Interview with

Founder & Teacher,

Audio Transcript

Gloria asks, “Pastor John, James 5:16 confuses me. It says, “Confess your sins to one another.” Is it saying that we have to confess our sins, like Catholics do, to a priest? Can you please explain what this means?”

No, I don’t think the tradition of the Roman Catholic Church to elevate a priest to the position of a uniquely suitable confessor has any roots in this text. I don’t think this text is a place you would go to get that. In fact, I don’t think there is a place in the New Testament where you can go to get that. What this text does is call us to something far more reciprocal than that — even when the elders are involved. It might be helpful to read it just so people have the context.

Call the Elders

Is anyone among you sick? Let him call for the elders of the church, and let them pray over him, anointing him with oil in the name of the Lord. And the prayer of faith will save the one who is sick, and the Lord will raise him up. And if he has committed sins, he will be forgiven. Therefore, confess your sins to one another and pray for one another, that you may be healed. The prayer of a righteous person has great power as it is working. (James 5:14–16)

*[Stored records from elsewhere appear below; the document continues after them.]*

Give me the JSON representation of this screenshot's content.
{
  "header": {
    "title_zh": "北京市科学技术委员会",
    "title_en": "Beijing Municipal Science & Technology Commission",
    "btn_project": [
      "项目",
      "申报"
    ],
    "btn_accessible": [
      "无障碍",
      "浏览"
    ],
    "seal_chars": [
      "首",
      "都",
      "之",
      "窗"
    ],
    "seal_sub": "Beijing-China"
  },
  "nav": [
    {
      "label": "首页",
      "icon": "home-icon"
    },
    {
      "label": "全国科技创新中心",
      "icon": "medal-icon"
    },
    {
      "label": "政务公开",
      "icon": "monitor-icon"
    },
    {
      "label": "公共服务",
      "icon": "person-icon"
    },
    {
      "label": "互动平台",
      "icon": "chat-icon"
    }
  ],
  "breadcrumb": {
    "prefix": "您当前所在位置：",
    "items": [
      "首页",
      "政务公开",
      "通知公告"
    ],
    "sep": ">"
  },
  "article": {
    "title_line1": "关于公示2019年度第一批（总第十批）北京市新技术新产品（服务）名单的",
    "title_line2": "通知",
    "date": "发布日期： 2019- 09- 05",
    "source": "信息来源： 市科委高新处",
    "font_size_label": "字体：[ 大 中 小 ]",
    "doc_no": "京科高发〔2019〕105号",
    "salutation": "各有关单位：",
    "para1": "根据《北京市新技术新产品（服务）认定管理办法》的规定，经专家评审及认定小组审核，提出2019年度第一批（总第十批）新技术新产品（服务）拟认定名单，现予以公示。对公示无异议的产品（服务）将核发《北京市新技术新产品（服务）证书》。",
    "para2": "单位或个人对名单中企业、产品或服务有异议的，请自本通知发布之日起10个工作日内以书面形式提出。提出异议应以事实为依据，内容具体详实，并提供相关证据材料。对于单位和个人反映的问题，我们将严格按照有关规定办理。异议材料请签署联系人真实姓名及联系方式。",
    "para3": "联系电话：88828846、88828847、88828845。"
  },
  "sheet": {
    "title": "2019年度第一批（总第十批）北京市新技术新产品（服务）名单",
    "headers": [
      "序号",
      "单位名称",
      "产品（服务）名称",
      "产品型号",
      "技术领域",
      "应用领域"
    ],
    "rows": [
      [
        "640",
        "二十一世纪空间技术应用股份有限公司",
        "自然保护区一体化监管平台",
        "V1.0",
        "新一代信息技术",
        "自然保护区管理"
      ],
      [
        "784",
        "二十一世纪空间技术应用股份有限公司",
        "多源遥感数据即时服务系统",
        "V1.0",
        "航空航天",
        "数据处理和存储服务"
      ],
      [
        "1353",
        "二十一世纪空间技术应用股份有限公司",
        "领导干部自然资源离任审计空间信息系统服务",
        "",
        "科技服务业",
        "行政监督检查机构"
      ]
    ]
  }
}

So the first thing we see there is a plurality of elders, not a priest: “Call for the elders.” If you think it is time to have the leaders of the church involved, the New Testament always thinks in terms of a plurality of elders. There isn’t any church in the New Testament that we know of that only had one. They never used the word priest for the pastors of the New Testament church. So go ahead. Call two, three, four — whatever your church provides. Call the elders, and have them pray for you.

But here is the interesting thing. After James describes that event with the elders and their prayer of faith and what will happen there, he seems to draw out an inference in verse 16. And he moves from that specific situation, it seems, to something more general and more reciprocal. He says, “Therefore, confess your sins to one another.” So there is some principial thing that was going on there about the way your sins emerged in that situation, and your sins got forgiven as well as the way your body got healed.

Each Saint a Confessor

Now here is a principle I am drawing out: Confess your sins to one another and pray for one another so that would be happening more and more. I don’t see this text leading toward a narrowing down of a saint and a priestly confessor. I see this broadening out to the body of Christ saying, “Confess your sins to one another that you may be healed.” And so I ask the question now, Why would that be? Why would mutual confession — like in a small group, or say you have a buddy that you meet for breakfast and you know you are struggling with some issue of anger or pride or lust, and you just lay your heart out for him in how you struggled yesterday — be a healing thing?

And I think there is a beautiful example of it in the Psalms — and I know there is a beautiful example of it in my experience — that David said in Psalm 32:1–3: “Blessed is the one whose transgression is forgiven, whose sin is covered. Blessed is the man against whom the Lord counts no iniquity, and in whose spirit there is no deceit. For when I kept silent, my bones wasted away through my groaning all day long.” So that is the condition of the non-confessing heart — the heart that is all bottled up, that never tells anybody what it is dealing with, that just hides and hides and hides away from people.

And then he says, “For day and night your hand was heavy upon me; my strength was dried up as by the heat of summer. I acknowledged my sin to you, and I did not cover my iniquity; I said, ‘I will confess my transgressions to the Lord,’ and you forgave the iniquity of my sin” (Psalm 32:4–5).

Concentric Circles of Confession

So there is a sequence here of sinning, bottling it up, and having your bones dry up inside, and then letting it out and going public with it — in this context to God, but in the principle behind it, probably not just to God, but to the person who is sinned against or to others who could help you bear this. So one-another confessing is the principle here, and there is good warrant for why it is a healing thing.

“There are times we confess openly to everyone, and there are times we are very careful to be more discreet and confess to those who are very close to us.”

And I would very practically say you don’t have to do that to the whole church. One principle would be to confess a sin to the offended person, and that may be the place where it can simply end. If it is something that you are dealing with more generally, you can share it with your small group or to a confidant that you have. I think everybody should have, like Jesus, a beloved disciple, and a Peter, James, and John, and a twelve, and a seventy.

In other words, there are concentric circles of intimacy that we live in, and we are going to share some things with the beloved disciple, and some things with Peter, James, and John, and some things with the twelve, and so on. And God will make it plain. There are times we confess openly to everyone, and there are times we are very careful, lest we hurt anyone by our confession, to be more discreet and confess to those who are very close to us.

So my answer is no, this text doesn’t give warrant, that I can see, to the practice of treating a pastor or a priest as uniquely qualified to be the place where we go to share our confessions.